Robert of Shrewsbury is featured in The Cadfael Chronicles, by the Shropshire novelist Edith Pargeter, writing as Ellis Peters. In these tales he is the main antagonist of the eponymous hero within the Abbey: officious and ambitious, he feels existentially threatened by Cadfael, whose "gnarled, guileless-eyed self-sufficiency caused him discomfort without a word amiss or a glance out of place, as though his dignity were somehow under siege." The first of the series, A Morbid Taste for Bones, reworks Robert's own account of the translation of St Winifred into a murder mystery. The Carlton Television adaptation, in which Prior Robert is played by Michael Culver, dislocates the chronology, placing at the beginning One Corpse Too Many. This deals with the siege and taking of Shrewsbury by the king’s forces, which actually took place a year after the translation.
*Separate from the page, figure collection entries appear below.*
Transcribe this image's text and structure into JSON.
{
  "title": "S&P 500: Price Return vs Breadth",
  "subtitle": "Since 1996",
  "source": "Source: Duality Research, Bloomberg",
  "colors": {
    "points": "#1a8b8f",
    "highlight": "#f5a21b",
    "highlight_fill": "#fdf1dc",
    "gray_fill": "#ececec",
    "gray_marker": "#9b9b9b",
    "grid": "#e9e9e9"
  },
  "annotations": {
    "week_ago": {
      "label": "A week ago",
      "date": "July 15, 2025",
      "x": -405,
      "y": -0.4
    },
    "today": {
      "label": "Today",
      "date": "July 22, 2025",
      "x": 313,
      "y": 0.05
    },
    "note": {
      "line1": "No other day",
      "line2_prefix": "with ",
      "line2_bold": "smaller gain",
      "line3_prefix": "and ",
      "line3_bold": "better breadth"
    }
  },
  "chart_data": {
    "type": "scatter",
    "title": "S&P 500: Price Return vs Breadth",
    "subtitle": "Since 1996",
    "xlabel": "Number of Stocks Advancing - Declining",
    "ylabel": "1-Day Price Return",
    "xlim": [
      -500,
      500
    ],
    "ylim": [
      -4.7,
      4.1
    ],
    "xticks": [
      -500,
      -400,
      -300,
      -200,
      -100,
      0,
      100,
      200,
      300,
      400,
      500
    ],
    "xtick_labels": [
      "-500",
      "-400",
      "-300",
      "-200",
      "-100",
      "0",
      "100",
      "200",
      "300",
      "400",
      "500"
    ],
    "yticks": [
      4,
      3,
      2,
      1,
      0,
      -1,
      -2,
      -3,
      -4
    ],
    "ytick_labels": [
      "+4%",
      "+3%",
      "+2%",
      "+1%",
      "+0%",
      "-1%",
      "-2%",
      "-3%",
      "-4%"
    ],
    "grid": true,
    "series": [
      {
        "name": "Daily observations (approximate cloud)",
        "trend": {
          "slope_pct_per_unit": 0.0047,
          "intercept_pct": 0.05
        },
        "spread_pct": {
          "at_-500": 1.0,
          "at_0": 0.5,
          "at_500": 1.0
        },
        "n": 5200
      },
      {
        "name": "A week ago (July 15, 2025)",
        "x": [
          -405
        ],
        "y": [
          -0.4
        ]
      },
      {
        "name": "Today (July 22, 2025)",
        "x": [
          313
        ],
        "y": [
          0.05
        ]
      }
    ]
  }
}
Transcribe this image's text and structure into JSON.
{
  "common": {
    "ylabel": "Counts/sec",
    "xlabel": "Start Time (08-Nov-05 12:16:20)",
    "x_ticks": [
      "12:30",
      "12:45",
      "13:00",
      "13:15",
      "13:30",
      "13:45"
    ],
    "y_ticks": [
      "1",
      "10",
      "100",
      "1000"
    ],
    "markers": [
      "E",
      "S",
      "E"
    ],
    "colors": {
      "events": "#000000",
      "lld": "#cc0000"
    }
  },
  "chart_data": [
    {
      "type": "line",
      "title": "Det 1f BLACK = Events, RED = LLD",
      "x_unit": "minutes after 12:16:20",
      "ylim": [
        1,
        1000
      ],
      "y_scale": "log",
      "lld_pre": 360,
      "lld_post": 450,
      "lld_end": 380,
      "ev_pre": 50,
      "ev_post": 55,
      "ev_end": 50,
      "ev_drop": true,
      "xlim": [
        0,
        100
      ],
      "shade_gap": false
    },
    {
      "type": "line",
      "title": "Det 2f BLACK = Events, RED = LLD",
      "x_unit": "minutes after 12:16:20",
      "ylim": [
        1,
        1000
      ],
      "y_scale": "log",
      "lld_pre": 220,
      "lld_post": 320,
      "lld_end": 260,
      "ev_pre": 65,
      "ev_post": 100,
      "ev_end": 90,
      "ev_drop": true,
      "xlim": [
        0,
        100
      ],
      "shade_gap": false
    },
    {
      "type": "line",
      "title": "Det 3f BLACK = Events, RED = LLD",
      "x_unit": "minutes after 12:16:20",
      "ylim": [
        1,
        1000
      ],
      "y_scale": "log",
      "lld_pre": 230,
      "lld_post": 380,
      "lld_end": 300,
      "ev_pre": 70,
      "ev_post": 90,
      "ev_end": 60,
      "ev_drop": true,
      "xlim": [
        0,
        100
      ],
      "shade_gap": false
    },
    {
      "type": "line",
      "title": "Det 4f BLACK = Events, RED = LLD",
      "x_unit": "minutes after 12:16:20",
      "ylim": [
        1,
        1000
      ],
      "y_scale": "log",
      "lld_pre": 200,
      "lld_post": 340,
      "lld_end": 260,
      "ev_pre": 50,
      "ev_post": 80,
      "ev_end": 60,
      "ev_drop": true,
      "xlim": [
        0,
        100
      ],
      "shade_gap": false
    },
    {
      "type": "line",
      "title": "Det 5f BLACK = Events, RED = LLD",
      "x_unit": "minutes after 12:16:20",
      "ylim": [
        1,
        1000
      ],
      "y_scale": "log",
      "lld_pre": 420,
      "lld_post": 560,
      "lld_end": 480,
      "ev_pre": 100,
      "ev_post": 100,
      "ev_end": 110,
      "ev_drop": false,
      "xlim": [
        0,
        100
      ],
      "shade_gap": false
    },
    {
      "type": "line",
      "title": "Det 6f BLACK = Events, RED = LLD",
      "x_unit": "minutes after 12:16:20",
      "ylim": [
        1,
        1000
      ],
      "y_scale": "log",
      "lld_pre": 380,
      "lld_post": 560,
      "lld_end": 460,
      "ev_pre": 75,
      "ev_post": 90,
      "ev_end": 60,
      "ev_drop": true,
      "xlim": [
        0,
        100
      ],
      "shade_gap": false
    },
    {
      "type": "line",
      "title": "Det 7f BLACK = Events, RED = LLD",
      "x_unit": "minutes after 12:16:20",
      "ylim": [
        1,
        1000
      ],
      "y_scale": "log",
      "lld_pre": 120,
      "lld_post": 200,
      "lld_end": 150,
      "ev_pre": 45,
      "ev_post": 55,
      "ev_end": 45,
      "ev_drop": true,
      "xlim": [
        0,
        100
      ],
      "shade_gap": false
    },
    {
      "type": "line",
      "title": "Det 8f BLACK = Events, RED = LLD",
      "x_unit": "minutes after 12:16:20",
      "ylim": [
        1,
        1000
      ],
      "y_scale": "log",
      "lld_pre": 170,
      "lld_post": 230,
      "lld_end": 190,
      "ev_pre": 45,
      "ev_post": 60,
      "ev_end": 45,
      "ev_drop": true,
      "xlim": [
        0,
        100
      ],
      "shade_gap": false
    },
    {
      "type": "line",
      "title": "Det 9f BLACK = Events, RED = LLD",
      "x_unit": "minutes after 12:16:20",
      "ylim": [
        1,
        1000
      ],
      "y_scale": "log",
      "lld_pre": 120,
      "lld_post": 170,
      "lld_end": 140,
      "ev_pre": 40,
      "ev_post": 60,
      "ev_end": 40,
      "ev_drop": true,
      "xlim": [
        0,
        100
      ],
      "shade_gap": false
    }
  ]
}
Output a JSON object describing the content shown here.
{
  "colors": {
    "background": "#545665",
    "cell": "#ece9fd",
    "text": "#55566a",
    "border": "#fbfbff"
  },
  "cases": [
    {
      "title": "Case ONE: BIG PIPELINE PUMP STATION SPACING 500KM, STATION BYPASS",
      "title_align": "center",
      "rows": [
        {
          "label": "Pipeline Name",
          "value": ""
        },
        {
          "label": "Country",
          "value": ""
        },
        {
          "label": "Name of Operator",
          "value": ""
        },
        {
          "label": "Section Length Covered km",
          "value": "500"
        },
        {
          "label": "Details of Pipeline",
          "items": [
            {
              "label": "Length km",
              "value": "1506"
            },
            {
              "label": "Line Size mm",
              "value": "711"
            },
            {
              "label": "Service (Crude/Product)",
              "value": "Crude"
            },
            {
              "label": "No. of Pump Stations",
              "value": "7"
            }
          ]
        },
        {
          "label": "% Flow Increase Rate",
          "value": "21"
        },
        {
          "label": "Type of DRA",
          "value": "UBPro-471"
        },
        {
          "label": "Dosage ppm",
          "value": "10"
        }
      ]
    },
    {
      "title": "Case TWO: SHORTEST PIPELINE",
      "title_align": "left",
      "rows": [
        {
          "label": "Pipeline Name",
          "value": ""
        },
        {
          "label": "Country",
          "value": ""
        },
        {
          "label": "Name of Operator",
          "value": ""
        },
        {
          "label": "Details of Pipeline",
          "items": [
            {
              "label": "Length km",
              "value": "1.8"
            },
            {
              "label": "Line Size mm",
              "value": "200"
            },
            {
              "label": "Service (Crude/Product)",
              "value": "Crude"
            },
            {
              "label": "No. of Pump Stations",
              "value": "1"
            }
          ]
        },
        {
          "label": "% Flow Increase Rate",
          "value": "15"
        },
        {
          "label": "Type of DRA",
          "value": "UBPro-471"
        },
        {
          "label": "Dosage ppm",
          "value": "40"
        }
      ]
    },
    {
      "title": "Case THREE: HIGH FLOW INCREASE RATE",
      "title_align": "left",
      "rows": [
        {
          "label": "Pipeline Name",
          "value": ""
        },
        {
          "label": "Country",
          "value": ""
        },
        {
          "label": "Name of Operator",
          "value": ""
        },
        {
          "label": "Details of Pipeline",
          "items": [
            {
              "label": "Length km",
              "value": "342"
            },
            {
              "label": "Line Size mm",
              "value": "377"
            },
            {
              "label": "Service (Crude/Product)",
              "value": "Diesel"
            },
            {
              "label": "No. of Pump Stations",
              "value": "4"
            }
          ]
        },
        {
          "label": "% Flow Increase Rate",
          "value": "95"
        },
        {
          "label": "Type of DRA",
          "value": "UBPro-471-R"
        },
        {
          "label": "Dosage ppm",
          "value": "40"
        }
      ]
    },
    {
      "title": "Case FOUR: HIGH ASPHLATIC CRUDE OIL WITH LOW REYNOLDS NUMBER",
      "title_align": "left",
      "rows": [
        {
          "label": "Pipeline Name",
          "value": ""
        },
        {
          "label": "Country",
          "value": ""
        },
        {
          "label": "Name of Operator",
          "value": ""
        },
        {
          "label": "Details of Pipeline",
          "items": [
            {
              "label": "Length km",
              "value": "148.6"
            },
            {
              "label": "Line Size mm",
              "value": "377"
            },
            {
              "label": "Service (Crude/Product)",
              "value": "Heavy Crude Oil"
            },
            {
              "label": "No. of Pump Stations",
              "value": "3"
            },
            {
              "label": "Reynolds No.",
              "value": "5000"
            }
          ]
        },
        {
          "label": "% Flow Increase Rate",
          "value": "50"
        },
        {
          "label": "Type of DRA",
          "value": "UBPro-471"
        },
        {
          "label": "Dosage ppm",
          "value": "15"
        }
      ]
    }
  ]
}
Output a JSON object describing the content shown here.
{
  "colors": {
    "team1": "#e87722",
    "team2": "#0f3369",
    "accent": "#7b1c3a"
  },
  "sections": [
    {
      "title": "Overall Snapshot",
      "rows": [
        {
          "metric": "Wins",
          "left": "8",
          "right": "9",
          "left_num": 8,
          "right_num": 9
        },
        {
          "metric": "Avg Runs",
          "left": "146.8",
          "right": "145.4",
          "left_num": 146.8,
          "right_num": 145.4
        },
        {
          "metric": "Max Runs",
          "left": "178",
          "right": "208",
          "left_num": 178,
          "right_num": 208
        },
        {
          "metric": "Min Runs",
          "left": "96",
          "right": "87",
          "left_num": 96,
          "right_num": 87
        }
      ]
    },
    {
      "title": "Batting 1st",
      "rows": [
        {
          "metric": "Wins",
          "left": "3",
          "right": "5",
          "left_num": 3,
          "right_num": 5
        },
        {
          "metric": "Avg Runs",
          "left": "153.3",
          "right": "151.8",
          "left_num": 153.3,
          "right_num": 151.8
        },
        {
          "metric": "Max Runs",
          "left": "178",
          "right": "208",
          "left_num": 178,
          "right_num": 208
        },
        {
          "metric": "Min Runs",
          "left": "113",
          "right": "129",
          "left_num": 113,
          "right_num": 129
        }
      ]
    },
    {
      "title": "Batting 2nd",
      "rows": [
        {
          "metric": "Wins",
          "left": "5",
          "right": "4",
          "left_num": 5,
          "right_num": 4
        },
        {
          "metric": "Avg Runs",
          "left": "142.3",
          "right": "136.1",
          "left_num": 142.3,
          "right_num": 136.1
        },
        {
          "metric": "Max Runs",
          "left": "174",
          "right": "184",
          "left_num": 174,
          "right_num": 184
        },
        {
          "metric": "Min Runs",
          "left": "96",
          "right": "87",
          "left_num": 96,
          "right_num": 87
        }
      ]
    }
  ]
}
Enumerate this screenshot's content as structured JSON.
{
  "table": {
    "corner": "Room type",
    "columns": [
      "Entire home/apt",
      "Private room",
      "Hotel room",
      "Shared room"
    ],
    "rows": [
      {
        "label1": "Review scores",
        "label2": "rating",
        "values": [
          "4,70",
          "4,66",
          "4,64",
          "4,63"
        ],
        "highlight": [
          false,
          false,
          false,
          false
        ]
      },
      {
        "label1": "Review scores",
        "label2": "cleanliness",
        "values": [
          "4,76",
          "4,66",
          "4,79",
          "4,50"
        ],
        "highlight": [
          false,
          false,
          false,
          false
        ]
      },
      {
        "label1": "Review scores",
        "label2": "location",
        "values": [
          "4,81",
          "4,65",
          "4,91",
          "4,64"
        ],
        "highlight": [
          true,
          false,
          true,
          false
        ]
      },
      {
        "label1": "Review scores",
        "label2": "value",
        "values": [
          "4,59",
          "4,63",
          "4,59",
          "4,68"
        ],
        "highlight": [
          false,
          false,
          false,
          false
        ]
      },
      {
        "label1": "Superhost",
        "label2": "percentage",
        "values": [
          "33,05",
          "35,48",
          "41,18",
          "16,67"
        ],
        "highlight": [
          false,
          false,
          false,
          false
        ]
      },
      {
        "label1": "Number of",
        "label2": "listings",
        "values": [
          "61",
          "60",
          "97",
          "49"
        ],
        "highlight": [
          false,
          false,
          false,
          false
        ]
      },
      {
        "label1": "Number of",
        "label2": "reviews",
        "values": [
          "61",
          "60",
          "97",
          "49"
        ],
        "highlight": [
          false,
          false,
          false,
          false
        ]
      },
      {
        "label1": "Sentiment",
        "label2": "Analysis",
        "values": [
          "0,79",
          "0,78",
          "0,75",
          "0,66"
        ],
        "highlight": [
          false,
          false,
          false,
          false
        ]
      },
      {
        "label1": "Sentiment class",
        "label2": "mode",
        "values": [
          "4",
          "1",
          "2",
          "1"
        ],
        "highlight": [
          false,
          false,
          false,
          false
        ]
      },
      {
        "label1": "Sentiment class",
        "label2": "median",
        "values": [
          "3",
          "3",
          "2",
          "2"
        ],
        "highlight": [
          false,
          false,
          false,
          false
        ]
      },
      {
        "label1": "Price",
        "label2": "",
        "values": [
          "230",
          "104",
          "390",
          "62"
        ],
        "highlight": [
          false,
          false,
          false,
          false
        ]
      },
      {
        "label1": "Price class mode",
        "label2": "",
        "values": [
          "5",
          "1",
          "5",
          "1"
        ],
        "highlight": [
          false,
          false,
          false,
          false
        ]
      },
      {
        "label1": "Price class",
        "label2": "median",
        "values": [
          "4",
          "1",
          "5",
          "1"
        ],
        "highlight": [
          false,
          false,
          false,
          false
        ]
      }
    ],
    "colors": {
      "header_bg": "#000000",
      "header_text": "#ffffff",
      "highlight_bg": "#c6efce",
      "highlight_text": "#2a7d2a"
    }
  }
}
Pargeter uses the known facts of Robert's life to imaginative effect. In Monk's Hood he waits expectantly for appointment as abbot while Heribert is away at the legatine council, only to be frustrated by the appointment of the council's nominee, named in the novel Radulfus – an incident which is followed by the use of his surname, Pennant, when he is introduced to the new abbot.